Fazely, A. 2020. Identity crimes in the UK: An examination of the strategies employed by front-line practitioners in the public and private sector to detect, prevent and mitigate against this crime. PhD thesis Middlesex University Business and Law
TypePhD thesis
TitleIdentity crimes in the UK: An examination of the strategies employed by front-line practitioners in the public and private sector to detect, prevent and mitigate against this crime
AuthorsFazely, A.
Abstract

Identity related crimes are becoming increasingly prevalent in modern society. It is a crime type that concerns and impacts governments, private institutions and consumers worldwide. The aim of this research was to provide a better insight into how this crime is perceived by government and commercial institutions in the UK (including their views on offenders and victims), to review the processes employed by the public and private sector to assess risk and develop mitigation and prevention strategies and, in doing so, to discover how the most prominent criminological theories contribute to these efforts. Its final aim was to examine the current state and effectiveness of the collaborations and partnerships which have been developed across the public/private sector spectrum to understand and combat this crime.

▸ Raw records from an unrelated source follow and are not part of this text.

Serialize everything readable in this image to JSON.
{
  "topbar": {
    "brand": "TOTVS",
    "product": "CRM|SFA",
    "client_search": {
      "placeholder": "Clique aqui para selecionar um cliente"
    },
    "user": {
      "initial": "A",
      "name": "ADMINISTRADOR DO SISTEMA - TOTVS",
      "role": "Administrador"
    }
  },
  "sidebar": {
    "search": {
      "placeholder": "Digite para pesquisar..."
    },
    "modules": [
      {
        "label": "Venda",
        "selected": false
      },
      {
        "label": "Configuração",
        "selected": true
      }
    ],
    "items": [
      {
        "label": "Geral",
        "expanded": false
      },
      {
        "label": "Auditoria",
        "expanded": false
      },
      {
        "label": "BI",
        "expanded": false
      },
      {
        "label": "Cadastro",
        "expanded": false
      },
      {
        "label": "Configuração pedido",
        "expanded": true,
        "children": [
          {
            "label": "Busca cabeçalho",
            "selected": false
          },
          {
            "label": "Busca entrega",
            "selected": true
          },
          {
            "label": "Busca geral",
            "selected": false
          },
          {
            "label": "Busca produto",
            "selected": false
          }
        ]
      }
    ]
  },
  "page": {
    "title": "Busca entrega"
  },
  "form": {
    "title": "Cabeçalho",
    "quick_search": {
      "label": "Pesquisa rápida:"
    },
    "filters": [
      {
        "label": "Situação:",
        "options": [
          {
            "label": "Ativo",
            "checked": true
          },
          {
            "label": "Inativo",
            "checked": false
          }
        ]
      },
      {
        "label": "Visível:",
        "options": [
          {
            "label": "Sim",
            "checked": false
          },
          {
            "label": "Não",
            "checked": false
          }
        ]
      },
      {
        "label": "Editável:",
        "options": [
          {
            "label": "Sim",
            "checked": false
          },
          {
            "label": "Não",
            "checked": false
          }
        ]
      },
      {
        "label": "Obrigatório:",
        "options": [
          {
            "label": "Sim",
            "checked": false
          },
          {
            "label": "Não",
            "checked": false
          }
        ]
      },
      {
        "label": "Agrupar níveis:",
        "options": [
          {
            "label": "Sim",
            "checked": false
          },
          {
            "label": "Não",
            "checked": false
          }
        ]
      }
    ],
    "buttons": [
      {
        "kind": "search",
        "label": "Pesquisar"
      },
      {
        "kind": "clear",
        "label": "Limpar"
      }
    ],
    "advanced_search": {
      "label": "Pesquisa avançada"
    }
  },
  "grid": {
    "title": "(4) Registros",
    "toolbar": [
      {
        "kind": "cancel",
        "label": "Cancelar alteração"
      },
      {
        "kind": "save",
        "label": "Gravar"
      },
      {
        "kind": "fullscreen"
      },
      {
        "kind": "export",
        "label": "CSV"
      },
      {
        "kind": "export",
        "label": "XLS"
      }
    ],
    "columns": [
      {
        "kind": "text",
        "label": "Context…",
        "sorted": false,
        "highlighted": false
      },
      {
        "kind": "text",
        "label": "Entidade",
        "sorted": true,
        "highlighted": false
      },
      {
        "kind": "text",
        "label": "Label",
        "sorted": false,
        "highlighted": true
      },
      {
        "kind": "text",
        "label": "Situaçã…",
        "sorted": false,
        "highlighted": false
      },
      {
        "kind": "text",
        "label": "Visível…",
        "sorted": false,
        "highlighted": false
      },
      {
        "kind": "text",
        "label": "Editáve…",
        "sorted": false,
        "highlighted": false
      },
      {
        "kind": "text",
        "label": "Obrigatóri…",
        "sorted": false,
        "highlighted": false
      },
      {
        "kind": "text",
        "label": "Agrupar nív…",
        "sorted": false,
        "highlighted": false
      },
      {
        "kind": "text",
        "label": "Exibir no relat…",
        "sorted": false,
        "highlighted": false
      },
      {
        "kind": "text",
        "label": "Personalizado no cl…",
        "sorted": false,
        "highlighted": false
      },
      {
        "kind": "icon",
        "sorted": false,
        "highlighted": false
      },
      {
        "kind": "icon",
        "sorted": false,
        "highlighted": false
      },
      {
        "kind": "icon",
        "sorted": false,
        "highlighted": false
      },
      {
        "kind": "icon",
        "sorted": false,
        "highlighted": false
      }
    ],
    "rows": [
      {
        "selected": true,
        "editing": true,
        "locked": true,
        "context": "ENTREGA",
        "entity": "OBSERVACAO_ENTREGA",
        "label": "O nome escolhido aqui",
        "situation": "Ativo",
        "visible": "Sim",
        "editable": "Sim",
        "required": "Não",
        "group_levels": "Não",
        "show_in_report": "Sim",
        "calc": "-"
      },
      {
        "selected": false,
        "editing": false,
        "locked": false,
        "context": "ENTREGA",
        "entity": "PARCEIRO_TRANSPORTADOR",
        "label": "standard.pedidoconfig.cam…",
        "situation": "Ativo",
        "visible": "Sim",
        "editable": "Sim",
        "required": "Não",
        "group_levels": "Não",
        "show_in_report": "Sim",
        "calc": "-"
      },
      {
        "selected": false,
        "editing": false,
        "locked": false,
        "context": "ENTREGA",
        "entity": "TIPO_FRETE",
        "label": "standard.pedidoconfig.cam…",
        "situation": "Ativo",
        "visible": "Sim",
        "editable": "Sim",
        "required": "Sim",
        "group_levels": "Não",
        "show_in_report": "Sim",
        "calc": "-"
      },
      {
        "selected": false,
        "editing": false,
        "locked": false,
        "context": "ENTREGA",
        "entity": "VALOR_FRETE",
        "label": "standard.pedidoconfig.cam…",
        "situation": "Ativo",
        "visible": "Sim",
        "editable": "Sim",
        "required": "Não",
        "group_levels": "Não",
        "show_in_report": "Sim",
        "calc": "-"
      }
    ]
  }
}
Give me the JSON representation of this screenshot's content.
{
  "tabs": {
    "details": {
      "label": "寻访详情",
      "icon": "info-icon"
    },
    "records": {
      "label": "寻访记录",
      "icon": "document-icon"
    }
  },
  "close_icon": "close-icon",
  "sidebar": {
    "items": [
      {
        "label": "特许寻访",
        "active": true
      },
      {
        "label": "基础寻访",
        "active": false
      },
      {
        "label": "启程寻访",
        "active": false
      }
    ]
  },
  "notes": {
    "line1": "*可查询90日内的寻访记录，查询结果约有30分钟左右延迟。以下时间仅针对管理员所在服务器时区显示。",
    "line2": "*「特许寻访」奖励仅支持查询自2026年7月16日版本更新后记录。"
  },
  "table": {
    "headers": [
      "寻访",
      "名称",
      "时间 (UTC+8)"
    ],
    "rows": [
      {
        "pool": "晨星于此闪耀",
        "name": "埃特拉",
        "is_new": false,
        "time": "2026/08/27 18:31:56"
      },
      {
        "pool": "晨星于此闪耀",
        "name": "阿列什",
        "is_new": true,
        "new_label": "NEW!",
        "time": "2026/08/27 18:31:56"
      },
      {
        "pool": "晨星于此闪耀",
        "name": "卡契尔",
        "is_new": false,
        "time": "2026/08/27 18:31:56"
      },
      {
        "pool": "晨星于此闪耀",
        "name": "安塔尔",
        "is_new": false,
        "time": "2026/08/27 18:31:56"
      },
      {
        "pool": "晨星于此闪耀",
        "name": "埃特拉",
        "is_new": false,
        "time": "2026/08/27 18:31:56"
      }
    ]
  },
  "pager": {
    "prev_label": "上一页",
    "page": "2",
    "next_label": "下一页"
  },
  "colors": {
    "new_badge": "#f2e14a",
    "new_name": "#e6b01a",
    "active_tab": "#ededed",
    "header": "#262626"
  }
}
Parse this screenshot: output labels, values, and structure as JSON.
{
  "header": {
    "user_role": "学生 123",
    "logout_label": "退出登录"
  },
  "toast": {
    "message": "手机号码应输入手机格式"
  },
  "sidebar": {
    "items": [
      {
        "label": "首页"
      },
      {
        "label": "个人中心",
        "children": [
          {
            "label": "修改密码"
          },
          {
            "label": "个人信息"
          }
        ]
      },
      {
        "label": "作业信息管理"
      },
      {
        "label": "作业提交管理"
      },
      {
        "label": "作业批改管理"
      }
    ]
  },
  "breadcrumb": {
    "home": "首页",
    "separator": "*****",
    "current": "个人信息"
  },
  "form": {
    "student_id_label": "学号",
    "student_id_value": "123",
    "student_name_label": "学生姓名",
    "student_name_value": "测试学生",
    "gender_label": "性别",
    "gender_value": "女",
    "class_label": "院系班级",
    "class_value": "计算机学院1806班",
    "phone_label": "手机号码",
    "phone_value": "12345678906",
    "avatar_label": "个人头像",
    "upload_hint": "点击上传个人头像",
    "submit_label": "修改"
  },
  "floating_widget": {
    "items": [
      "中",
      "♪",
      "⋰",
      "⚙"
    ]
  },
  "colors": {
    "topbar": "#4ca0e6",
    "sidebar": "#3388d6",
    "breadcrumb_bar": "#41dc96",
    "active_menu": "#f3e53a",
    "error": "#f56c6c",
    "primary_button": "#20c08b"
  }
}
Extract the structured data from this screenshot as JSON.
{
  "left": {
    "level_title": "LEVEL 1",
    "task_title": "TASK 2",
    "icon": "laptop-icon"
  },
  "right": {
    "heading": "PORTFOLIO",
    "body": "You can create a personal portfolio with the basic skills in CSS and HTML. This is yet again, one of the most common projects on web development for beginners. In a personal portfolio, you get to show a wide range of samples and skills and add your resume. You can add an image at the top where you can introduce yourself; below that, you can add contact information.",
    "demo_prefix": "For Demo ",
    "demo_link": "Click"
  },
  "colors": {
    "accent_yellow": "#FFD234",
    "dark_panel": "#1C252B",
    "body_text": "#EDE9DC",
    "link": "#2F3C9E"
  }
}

The methodology employed to undertake this research was based on conducting interviews with the key identity fraud and crime practitioners within major public and private organisations. Qualitative research was used in order to generate as much information as possible to form ideas. In addition, documents were also examined to complement the data collected from interviews. The researcher, due to previous employment within the UK financial sector dealing payment fraud, was ideally placed to access, and generate participation across government, law enforcement and other commercial organisations.
The study highlights the current thinking and approaches by front-line identity crime prevention practitioners in defining, perceiving, measuring, policing, detecting, preventing and mitigating identity crime. It also highlights how heavily existing situational crime prevention techniques are being used to combat this issue and how they are complemented by partnership approaches and, most importantly, data-sharing which is widely accepted by practitioners as being a vitally effective tool in dealing with this issue. Problems exist in the majority of these areas with the central concern being the lack of leadership from the government in taking ownership of this insidious and escalating crime type which creates commercial and individual victims but also significantly, enables serious crimes such as human and drug trafficking and terrorism. Equally pressing is the need for the commercial sector, instead of treating identity crime as a phenomenon to be denied or ignored (or as one which needs to be accepted as a cost of doing business) to improve data sharing, strengthen its defences and review its approach to the treatment and support of victims.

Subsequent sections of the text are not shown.